Suicide has its influence on Catholicism, something that the Church paradoxically denies, as being the doctrine of death itself.


Armando Orozco Tovar


At the age of twenty, a young university student committed suicide. All of a sudden, he decided to cut with his own hand the absurd thread of his existence, as any ancient Greek hero full of youth, who preferred a heroic death to the disgrace of a long period of old age in poverty.

The sorrowful state of deterioration of the body and soul, which inevitably comes with age, was considered a dishonour for the Greeks.

A concept of more than thirty centuries that is shared by the writer and film-maker from Cali, Andres Caicedo, author of the novel: Long live music (Viva la música).

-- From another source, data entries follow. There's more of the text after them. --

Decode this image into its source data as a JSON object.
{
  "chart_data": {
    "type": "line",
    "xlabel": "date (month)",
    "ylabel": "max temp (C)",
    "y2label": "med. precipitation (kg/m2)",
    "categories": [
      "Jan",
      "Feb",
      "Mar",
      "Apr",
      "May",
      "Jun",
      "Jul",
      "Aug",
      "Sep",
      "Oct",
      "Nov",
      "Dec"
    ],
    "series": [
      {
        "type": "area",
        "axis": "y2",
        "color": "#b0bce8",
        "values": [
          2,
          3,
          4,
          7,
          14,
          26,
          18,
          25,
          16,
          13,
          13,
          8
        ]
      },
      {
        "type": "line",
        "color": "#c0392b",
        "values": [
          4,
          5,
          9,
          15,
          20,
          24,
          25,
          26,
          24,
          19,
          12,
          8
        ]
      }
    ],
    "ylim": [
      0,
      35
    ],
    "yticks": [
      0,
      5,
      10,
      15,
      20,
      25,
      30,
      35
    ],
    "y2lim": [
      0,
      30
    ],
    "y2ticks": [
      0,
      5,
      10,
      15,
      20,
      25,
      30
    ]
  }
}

For the Greeks, one had to die as soon as possible in battle before it was too late, reaching unaware decrepitude and poverty. The Ionians, who through myth explained everything about the meaning of human existence, created the myth of Aurora and her lover Tithonus.

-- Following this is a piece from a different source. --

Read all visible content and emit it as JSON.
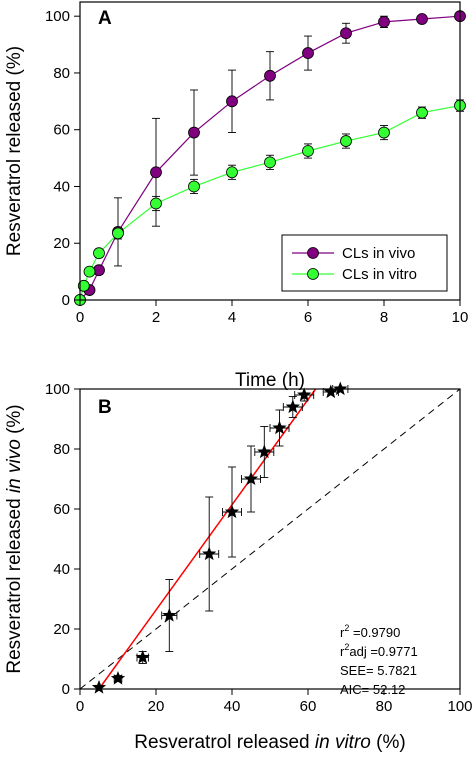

The goddess asked her heavenly father Zeus, who lived in Olympus, to grant immortality to her beloved, forgetting to say: “Let eternal youth accompany his immortality.”

The forgetfulness of the goddess cost Tithonus the torment of an ageing without return.

Suicide has its influence on Catholicism, something that the Church paradoxically denies, as being the doctrine of death itself.

The Church does not accept the view of the French-Algerian Albert Camus, who considered it to be a lucid and intellectual self-determination in its existential confrontation with the absurdity of the world.

And the young man in question, opted for this method when he discovered, that it had become transformed into an aesthetic need through living in a country that offered him neither present nor future.

Socrates the Athenian philosopher was forced to commit suicide by the owners of life and power, as they have always done with original thought throughout history.

And he did it with a cup of the poison hemlock in front of his pupils, because he had replaced dogmatic belief by the scientific method of reason… And the teacher drank it without blinking.

Nowadays in Colombia, the Virgin appears every day, but people also vanish, as in a medieval circus of black magic.

People are forced to do it when the capitalist state marginalises, kills, or leaves them unemployed, staring at the clouds. That is what it did some years ago, for instance with the Telecom employees. “You did well to kill yourself!” Julio Flórez said in a letter to José Asunción Silva, on the day of his death, when his enemies the traders and priests threw his body onto a rubbish tip near Bogota.

Today, I say the same to the young student with the name of the writer, who committed suicide this morning.